5.6 Unite also wishes to see clarification on the position of defined versus generalist specialists, including where defined specialists would be placed, and the future of these specialists in light of the changes proposed by the government.
6. Future Public Health Capacity
6.1 Increased demand for the public health workforce is already being seen in terms of local authority commissioning and should be part of future GP commissioning processes. If the public health workforce is eroded, and/or split amongst several agencies the variety or skills required and the capacity to deliver these may not be sufficient to meet increased need. A key focus for the public health agenda is prevention of ill health and disease and to date there has been insufficient evidence that the QIPP agenda has delivered on these prevention issues.

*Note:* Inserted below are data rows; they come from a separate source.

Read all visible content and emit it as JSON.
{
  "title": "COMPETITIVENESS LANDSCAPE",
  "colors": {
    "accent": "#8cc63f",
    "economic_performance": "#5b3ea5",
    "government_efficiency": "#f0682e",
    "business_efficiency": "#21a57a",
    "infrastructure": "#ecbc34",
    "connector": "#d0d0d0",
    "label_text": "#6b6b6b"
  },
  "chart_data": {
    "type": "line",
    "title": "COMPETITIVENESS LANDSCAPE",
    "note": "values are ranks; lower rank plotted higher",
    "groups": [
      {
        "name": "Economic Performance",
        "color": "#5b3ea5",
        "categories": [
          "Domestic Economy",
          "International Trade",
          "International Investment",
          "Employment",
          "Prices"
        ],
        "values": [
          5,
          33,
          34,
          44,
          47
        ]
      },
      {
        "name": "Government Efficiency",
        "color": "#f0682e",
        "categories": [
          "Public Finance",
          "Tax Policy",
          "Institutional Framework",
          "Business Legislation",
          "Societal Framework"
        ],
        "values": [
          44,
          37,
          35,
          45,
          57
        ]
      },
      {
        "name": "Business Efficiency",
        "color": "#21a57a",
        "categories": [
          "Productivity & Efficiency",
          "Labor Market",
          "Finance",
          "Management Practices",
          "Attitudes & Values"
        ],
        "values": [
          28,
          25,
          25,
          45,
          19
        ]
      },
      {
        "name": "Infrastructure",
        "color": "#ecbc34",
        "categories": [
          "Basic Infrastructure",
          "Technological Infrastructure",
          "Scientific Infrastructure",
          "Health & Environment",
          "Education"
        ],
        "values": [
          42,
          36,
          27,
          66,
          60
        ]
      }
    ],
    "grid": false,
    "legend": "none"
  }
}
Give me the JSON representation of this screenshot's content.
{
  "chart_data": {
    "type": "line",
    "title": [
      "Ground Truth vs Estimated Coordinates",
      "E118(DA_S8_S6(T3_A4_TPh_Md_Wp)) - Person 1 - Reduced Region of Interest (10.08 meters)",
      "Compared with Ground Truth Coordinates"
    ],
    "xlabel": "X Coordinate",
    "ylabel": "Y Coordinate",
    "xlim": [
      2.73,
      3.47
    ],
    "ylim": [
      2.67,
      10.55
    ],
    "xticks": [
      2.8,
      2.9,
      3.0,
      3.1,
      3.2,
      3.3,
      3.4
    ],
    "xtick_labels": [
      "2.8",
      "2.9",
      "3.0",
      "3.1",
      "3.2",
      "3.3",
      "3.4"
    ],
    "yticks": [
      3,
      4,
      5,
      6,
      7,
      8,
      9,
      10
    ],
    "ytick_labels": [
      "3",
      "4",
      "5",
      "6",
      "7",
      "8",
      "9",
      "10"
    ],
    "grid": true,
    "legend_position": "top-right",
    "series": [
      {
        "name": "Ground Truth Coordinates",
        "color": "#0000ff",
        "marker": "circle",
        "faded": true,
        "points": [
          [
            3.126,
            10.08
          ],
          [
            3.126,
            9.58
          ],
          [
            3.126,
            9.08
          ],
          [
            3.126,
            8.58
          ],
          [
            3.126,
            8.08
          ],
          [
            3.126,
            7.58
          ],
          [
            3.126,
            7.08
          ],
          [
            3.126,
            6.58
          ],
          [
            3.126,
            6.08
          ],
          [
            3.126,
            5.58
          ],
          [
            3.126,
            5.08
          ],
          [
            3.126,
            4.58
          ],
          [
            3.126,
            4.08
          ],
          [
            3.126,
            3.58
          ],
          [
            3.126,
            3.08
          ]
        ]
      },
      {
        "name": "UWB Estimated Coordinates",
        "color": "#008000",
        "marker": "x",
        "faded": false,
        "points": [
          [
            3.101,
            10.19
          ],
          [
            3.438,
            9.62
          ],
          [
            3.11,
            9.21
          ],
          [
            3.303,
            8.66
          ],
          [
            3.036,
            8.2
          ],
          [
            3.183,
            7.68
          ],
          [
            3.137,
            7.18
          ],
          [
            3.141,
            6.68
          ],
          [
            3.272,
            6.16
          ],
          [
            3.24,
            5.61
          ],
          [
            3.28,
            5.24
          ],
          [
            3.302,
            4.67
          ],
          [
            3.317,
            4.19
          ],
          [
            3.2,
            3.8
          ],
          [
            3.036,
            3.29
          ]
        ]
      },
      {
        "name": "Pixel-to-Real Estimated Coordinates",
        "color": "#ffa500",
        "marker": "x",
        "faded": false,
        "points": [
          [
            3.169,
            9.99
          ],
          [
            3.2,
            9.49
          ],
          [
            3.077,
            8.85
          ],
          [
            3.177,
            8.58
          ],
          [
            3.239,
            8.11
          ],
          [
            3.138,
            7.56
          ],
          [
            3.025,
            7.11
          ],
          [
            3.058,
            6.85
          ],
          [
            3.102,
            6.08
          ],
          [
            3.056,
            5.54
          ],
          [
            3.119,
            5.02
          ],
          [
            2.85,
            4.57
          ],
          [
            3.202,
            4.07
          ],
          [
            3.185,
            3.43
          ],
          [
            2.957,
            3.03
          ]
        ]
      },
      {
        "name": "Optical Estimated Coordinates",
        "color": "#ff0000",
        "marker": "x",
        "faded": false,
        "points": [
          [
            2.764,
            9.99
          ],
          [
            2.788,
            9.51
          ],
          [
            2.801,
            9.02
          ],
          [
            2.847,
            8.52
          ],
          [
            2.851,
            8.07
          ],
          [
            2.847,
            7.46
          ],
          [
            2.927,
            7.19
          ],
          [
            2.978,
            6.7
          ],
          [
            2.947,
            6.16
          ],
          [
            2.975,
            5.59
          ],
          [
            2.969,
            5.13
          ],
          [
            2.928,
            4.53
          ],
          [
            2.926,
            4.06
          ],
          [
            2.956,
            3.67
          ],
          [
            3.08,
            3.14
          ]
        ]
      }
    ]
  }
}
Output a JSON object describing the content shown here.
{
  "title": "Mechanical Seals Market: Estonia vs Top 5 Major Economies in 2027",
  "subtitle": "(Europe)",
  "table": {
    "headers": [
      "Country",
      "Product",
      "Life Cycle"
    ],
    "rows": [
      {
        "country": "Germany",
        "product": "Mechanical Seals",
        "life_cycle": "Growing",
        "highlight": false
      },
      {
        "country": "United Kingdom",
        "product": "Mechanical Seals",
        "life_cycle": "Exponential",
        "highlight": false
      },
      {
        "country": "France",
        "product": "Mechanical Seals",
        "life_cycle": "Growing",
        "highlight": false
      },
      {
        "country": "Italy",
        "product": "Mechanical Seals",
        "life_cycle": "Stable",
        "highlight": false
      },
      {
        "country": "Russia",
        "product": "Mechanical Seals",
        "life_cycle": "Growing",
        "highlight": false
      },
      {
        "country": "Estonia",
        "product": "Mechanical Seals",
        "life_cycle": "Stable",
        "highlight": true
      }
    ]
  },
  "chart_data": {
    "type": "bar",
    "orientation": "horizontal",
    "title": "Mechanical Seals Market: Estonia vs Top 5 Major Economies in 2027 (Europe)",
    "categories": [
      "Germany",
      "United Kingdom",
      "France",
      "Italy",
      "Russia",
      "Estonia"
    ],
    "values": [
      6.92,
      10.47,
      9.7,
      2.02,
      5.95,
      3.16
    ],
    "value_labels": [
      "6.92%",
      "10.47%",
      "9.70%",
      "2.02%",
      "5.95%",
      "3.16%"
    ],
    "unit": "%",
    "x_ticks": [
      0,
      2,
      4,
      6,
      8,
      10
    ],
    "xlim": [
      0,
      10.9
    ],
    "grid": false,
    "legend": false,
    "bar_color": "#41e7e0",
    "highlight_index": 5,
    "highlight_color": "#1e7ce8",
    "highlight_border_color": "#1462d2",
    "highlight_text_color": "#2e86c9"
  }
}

6.2 The future funding of public health is not clear. Given the wider spending cuts agenda being pursued by this government there are fears that sufficient funding for public health will not be forthcoming and there is doubt about any funding being ring-fenced. There are serious concerns that the competitive business model and fragmentation of NHS services will cause major problems when implemented. Unite members are predicting serious problems with budgetary responsibility, the impacts on other services and confusion about which organisation is providing infrastructure for public health work.
6.3 Finally, information analysis is another important area of shortfall in the Government’s plans. Unite is concerned that the Government is not taking the necessary steps to preserve the skills in the Public Health Observatories, whose existence is being prolonged by a short term extension with no clear strategy for the longer term.